En la votación parlamentaria estuvieron presentes 431 diputados y se emitieron 288 votos, con 281 de ellos a favor de la moción de censura, cuatro en contra y tres anulados.
La moción con mayor respaldo de la democracia
Esta es la moción de censura con mayor apoyo parlamentario desde la llegada de la democracia a Rumanía en 1990.

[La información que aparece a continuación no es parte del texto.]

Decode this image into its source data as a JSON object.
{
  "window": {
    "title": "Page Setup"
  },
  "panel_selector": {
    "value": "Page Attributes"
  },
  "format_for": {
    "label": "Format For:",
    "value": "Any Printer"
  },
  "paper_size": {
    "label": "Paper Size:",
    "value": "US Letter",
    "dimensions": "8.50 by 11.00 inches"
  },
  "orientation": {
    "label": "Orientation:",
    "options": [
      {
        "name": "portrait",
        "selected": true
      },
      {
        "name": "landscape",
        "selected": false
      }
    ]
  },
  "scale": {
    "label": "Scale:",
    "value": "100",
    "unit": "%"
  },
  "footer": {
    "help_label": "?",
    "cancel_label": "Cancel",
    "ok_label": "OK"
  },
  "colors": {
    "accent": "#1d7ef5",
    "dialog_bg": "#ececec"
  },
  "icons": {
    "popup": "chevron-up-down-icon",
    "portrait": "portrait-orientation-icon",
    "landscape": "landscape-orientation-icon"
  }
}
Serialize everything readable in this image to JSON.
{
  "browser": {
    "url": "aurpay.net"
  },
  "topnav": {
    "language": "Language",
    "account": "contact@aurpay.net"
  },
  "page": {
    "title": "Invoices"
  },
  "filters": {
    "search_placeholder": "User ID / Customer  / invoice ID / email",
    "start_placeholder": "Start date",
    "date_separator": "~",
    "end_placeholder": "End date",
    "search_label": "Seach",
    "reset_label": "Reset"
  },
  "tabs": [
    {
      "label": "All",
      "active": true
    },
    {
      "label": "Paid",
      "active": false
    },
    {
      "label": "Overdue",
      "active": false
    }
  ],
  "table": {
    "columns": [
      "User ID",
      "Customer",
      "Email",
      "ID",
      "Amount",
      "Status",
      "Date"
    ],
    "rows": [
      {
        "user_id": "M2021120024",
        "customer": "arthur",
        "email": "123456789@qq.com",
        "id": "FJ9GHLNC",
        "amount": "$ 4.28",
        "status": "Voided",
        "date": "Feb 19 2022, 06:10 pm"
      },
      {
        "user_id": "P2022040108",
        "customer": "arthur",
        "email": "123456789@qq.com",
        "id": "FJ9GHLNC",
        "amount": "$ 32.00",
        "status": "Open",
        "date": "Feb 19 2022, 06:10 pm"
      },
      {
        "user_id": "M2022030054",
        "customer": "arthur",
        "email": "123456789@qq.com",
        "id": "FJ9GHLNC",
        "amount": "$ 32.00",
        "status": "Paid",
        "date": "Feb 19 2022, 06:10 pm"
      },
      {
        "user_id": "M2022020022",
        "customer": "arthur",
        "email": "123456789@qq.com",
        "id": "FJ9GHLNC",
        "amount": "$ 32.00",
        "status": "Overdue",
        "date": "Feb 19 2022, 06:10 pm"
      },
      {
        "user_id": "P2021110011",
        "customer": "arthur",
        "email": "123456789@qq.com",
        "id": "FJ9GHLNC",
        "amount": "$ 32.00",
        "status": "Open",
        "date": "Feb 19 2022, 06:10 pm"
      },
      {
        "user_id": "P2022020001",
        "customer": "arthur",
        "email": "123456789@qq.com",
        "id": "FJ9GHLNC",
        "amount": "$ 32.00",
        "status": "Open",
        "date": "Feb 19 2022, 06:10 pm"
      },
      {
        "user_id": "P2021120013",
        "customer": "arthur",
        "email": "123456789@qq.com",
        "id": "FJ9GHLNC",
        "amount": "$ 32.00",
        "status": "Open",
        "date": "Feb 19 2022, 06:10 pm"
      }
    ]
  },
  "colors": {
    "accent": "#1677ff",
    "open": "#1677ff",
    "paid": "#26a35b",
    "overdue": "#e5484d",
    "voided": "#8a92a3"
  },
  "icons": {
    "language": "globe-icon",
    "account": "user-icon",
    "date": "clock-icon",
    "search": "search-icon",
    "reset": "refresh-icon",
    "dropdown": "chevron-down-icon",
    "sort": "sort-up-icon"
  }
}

La moción contó con el respaldo del Partido Socialdemócrata (PSD) y de formaciones ultranacionalistas, entre ellas la segunda del hemiciclo, la alianza para la Unión de los Rumanos (AUR), mientras que los grupos conservadores, liberales y centristas optaron por no participar.
La iniciativa ha salido adelante tras el desmoronamiento de la coalición gubernamental, a raíz de la salida del gabinete del PSD, en protesta por una serie de medidas de ajuste fiscal impulsadas por Bolojan, entre ellas aumentos de impuestos y recortes destinados a reducir el déficit, que en 2025 fue del 7,9 %, el mayor de la Unión Europea (UE).

Malestar por los fuertes ajustes
Los ajustes, que incluían también recortes de sueldos y despidos, generaron un fuerte malestar social y las encuestas mostraban una gran erosión en los apoyos a los socialdemócratas.
Hasta abril, el Gobierno estaba formado por una amplia coalición de fuerzas europeístas que incluía a socialdemócratas, conservadores, liberales y la minoría húngara.

El PSD había acusado al primer ministro en repetidas ocasiones de aplicar medidas excesivamente duras y había exigido sin éxito su dimisión, antes de abandonar el Gobierno.
Bolojan ha defendido las medidas al argumentar que la recepción de miles de millones en fondos comunitarios depende de las medidas de ajuste fiscal.